Godzilla en 2014, voilà qui n’allait pas de soi. Dans une production hollywoodienne saturée de protagonistes toujours plus über, et toujours homogènement marquée par le catastrophisme millénariste du 11-septembre, Godzilla pouvait-il s’octroyer une place autre que celle du remplissage, un peu cynique, de planning estival ? Et dans cette perspective, Godzilla, pourquoi même en parler ? Parce que, précisément, le film ouvre dans le champ du blockbuster une voie, qui n’est pas nouvelle mais qu’on avait perdue de vue, celle du blockbuster dénué de cynisme.
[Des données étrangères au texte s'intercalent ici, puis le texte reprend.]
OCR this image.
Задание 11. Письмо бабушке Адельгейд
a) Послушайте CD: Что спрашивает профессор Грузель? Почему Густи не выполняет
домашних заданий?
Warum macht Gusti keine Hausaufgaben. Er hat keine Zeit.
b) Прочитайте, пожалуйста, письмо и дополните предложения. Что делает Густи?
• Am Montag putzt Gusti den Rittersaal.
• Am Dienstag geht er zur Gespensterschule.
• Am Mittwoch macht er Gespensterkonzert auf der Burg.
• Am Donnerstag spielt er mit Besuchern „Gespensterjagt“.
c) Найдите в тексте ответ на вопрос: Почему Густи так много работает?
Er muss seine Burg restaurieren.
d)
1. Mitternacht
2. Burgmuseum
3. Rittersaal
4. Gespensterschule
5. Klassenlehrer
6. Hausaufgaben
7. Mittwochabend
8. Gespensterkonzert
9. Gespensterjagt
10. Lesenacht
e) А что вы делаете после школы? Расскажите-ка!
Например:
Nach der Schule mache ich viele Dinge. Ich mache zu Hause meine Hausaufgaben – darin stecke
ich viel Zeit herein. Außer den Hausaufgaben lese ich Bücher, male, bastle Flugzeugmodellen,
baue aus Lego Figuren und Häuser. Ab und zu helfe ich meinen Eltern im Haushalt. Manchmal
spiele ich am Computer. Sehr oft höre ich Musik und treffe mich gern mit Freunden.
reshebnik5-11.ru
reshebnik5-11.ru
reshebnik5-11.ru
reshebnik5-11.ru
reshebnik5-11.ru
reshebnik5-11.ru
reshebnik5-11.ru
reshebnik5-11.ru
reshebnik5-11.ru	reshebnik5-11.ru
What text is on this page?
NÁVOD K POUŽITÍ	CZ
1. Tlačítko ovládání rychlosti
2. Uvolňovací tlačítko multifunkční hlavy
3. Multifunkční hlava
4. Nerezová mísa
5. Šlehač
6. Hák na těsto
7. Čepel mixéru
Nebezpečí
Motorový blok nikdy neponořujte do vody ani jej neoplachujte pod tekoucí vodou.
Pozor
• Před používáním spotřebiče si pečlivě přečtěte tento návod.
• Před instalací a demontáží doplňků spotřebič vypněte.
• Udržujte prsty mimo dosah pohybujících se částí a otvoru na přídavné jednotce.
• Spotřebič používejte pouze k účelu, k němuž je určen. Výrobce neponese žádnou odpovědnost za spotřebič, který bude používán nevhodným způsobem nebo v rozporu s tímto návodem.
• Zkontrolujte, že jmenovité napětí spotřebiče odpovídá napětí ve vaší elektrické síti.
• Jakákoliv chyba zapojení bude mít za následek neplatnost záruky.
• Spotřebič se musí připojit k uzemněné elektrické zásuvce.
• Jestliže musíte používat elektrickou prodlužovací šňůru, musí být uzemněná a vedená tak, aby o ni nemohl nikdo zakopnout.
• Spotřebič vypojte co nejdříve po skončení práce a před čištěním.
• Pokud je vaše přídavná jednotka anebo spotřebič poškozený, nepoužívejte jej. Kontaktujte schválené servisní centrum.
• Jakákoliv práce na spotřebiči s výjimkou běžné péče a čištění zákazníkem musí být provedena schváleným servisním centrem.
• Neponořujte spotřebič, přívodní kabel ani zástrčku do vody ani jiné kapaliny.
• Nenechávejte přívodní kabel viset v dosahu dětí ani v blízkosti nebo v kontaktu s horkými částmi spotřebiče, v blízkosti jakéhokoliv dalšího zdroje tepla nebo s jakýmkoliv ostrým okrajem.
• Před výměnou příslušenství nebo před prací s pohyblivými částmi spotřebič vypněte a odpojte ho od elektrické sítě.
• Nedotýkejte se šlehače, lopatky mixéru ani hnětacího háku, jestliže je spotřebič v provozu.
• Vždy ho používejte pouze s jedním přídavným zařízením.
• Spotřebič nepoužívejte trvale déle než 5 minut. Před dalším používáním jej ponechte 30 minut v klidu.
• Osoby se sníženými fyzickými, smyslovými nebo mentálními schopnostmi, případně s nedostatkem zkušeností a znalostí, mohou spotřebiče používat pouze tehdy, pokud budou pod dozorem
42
Dit autrement, celle d’un blockbuster encore capable de croire en la magie de ce qu’il filme. Ce qui n’est, au sein de ce cinéma-là, pas rien.
* Lézardman *
Godzilla est mal né. Le lexique du film catastrophe, si chère aux nineties, a depuis 2001 largement contaminé la plupart des blockbusters transatlantiques qui semblent ne plus pouvoir faire l’économie d’une destruction à grande échelle, généreusement disséminée à partir du premier prétexte venu. On y est habitué : les gratte-ciels, de nos jours, tombent avec la facilité d’une aigrette de pissenlit. Quand le Superman de Man of Steel bouge un bras, c’est une tour qui s’effondre, quand un robot de Pacific Rim cherche une arme, il empoigne un paquebot, quand les adolescents de Chronicle sont mal lunés, ce n’est plus leur chambre mais Seattle tout entière qui joue les punchingballs. Certes. Du coup, que Godzilla soit à des yeux occidentaux moins un mythe qu’un élément kitch du folklore nippon, ou encore qu’il s’inscrive dans le legs embarrassant de la précédente adaptation d’Emmerich, sont des détails mineurs. Ce reboot intervient surtout dans le contexte d’une imagerie qui, aussi saturée et banalisée soit-elle, lui est néanmoins nécessaire. Après tout, on n’adapte pas Godzilla en ignorant à quoi on se frotte, à quoi on participe. Il y aura un monstre, et il sera gros, et il fera beaucoup de dégâts. En d’autres termes, Godzilla 2014 ne promettait rien de nouveau, rien qui n’ait pas été blanchit mille fois par le soleil.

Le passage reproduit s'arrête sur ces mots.